BWW Review: Hysterical GARBAGE PAIL GROUNDLINGS - So Much Tasty Laughter You Need a Doggy Bag
GARBAGE PAIL GROUNDLINGS/written by The Groundlings/directed by Deanna Oliver/Groundlings Theatre/thru September 23, 2017
The Groundlings' latest laugh-packed Friday & Saturday night show GARBAGE PAIL GROUNDLINGS offers a bountiful buffet of tasty guffaws and hearty chortles in the course of fourteen hilarious treats served by seven comic impresarios. Deanna Oliver smartly directs her outrageously talented cast at a pace with sufficient enough pause to hear the next line after all the audience's laughing. No need to worry about missing the next line of dialogue from laughing too loud (which can happen in lesser directorial hands). As in Groundlings' custom, the writer of the skit usually takes the lead in his or hers creation with the others in the troupe providing more than able support. And, in seeing a number of Groundlings shows now, I've noticed the Groundlings' selfless practice of fully supporting the leads/writers of any given sketch; never trying to steal focus, participating even if only for one line or quick entrance and exit. So group-centric vs. egocentric. So commendable.

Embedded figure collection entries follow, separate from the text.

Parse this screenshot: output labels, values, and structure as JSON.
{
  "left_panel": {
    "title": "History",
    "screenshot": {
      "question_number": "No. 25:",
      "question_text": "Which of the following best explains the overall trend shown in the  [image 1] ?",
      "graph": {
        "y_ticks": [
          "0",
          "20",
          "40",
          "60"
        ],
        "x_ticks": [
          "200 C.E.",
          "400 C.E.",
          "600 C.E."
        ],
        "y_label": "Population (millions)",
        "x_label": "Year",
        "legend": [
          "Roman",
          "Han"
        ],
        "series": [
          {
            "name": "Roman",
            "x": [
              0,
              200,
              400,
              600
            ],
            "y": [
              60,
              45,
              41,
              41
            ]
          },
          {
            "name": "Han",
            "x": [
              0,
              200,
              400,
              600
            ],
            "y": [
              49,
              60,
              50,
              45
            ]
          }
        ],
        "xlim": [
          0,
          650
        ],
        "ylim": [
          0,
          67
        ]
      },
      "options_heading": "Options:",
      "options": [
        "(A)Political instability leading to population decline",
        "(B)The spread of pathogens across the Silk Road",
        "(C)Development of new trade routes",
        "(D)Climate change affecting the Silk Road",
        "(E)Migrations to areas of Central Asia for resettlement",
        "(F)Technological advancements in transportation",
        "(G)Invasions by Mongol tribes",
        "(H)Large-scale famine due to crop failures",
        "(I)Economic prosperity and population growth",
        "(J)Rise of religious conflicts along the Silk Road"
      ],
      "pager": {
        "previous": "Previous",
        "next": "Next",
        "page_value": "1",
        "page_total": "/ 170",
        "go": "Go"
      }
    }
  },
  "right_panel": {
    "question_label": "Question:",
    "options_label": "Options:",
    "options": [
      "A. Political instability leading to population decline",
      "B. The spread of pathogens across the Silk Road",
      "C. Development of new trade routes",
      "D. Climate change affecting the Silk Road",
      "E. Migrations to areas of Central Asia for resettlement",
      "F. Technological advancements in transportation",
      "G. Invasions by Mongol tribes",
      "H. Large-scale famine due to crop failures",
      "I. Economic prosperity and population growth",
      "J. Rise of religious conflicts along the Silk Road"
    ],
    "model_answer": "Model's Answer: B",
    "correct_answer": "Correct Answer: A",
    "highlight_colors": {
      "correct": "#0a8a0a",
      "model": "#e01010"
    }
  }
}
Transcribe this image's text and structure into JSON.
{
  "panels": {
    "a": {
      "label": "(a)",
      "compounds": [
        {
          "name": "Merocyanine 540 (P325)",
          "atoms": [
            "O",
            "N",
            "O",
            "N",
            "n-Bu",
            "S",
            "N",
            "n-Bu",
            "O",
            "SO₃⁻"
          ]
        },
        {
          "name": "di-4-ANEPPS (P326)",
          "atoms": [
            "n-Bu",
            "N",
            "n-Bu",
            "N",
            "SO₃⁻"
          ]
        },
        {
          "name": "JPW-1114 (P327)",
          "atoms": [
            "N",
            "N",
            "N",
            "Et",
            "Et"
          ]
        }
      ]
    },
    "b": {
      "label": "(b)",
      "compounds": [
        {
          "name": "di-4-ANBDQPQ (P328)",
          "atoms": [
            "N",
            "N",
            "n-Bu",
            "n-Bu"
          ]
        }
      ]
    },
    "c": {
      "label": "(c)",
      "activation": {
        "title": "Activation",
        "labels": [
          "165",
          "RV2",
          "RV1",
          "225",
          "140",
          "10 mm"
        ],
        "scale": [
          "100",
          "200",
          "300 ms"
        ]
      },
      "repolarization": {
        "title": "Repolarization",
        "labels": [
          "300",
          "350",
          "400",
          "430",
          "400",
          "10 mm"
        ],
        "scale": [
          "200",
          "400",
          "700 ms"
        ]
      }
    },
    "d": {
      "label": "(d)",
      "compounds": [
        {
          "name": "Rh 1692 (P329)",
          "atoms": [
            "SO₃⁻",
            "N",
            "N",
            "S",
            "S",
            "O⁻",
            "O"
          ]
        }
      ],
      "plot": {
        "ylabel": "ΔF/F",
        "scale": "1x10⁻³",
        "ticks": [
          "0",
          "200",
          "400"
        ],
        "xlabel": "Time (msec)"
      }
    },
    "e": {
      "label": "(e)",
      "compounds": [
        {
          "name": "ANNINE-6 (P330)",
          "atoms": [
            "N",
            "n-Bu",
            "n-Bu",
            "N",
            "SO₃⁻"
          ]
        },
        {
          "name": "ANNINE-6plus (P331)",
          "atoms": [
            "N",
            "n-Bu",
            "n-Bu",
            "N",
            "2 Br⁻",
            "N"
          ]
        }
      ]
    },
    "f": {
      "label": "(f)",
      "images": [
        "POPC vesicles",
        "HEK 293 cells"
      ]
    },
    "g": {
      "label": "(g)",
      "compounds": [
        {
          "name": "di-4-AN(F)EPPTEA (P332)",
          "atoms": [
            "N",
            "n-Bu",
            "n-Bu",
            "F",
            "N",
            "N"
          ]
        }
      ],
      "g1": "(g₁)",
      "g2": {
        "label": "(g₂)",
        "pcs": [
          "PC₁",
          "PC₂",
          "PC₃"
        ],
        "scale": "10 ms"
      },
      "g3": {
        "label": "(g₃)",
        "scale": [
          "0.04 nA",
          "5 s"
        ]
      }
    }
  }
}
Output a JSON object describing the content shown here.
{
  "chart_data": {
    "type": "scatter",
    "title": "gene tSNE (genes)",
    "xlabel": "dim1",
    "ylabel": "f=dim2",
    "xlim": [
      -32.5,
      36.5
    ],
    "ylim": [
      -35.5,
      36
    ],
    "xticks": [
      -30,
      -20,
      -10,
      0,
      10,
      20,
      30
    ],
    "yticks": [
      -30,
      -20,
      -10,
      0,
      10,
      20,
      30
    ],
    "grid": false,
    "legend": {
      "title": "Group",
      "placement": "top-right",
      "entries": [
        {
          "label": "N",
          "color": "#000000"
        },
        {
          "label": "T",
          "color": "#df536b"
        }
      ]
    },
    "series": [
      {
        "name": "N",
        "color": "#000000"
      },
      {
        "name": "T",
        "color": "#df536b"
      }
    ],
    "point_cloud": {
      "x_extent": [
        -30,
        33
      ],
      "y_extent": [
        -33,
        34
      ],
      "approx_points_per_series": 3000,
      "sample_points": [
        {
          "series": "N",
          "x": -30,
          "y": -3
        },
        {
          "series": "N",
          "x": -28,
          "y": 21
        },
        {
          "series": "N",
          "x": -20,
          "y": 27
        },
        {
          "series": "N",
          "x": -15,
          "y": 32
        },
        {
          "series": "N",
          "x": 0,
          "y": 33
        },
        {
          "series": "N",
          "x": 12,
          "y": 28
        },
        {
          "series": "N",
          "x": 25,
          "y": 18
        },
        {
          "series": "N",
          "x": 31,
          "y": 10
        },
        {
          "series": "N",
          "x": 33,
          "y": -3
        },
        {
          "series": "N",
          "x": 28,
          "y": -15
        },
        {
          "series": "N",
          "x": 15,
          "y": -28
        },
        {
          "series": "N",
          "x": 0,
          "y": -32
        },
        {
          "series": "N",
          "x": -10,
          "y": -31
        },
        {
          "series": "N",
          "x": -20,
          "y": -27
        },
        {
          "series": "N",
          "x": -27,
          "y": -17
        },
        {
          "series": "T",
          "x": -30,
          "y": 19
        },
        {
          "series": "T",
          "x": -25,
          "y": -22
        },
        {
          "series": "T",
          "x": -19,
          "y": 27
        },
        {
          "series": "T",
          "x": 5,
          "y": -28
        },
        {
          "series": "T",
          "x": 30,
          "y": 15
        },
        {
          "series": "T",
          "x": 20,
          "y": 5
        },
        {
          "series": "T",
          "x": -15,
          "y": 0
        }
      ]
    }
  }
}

Not to spoil the two of the fourteen sketches ending with surprise twists; suffice to say they were very cleverly written by Kiel Kennedy and Laurel Coppock.
Chris Eckert and Lyric Lewis co-wrote "Okay," in which Eckert plays a just-jilted lover in a mall vocally taking over the common area, with Lewis nearby trying to carry on a phone conversation. Eckert attempts to out-diva Lewis and Lewis won't have any of it. Their back and forth diss and sad stories make for a relatable, woeful encounter you'd never want to be in, but, as a fly on the wall, comic gold!
In "Shred It," Coppock plays a clueless mom to her young son (Tony Cavalero), who's trying to stream his workout routine online to his like-aged followers without his mother on camera in the background. Coppock's alternate version of any (and all) of Cavalero's exercises is to dab. Sweetly funny!
Eckert with Patty Guggenheim portray Disney geeks (in 'Single Rider") waiting in the singles line for a Disney ride while the couples line moves way faster than theirs. Their awkward kissing almost grossly funny, alternating between Ewww! and Awww! Brilliant!
The Kennedy and Cavalero's physical comedy proficiencies in "Wild Goose Chase" simply ramp up the tender crying of these two macho bikers trying to arrange a funeral for their departed biker buddy. You want to shred a tear right with these two lugs!
Julian Gant displays his nimble footwork as a fast-footed karate-dispensing judge in "Judge Martin" and, then, as a auditioning backup dancer for JLo with Cavalero in "T-Work."
Cavalero totally owns his solo moment in the spotlight in "The Suit" as he enters the audience area in his tighty whiteys. His character has invented an impenetrable body suit, so thin, it's almost invisible. His sales spiel (with lots of jibberish) for his is-it-really-there? armor includes audience participation to demonstrate the effectiveness of Cavalero's non-existent outfit. A visible handprint on Cavalero's stomach appears after a willing audience member whole-heartedly slaps him. The crowd-rousing skit continues with Cavalero repeatedly 'enduring' proof that his invention works. Cavalero shows how far he would go for his art. Tooooo funny!
With all the 'female love' for the movie Wonder Woman, how timely to hear two women (the very animated pair of Lewis and Guggenheim) question some of the ambiguous elements of the box office hit. Quite side-splitting this sketch "Arclight!"
In the improv "Toast It," Lewis only had minutes to craft a break-up revenge song for an open mike. At the performance I attended, director Oliver asked for a true break-up story from someone in the audience. The relating of this true life incident from audience member Di became a fantastically entertaining bit in itself. Lewis, with her strong vocals, followed up with an original song with rhymes and rational lyrics. Lewis nailed it!
"The Silly Willies" has children's show stars Coppock and Cavalero arguing with lots of swearing between acting out the ridiculously-named children song titles and lyrics. Even Coppock and Cavalero couldn't stop themselves from cracking up.
The always incredibly smoking Groundlings Band (Greg Kanaga on drums, Larry Treadwell on guitar, and musical director Matthew Loren Cohen on keyboards) consistently rocks the house during all the quick, efficient set changes. As I say each time I see a Groundlings show, the hard-driving, energizing song selections the Groundlings Band perform has got to be the only time I would ever wished that the set changes to take their time, so that more Groundlings Band musicality could be heard. Included were the Groundlings Band's rendition of jumping EVITA's "Buenos Aires" and Earth, Wind & Fire toe-tapping "Fantasy."
A huge shout-out to the un-credited person/s behind the incredible wigs and costumes that greatly complement the crazy Groundlings characters.
Go for a laugh, get a hundred of them! Good workout for your ab/laugh muscles.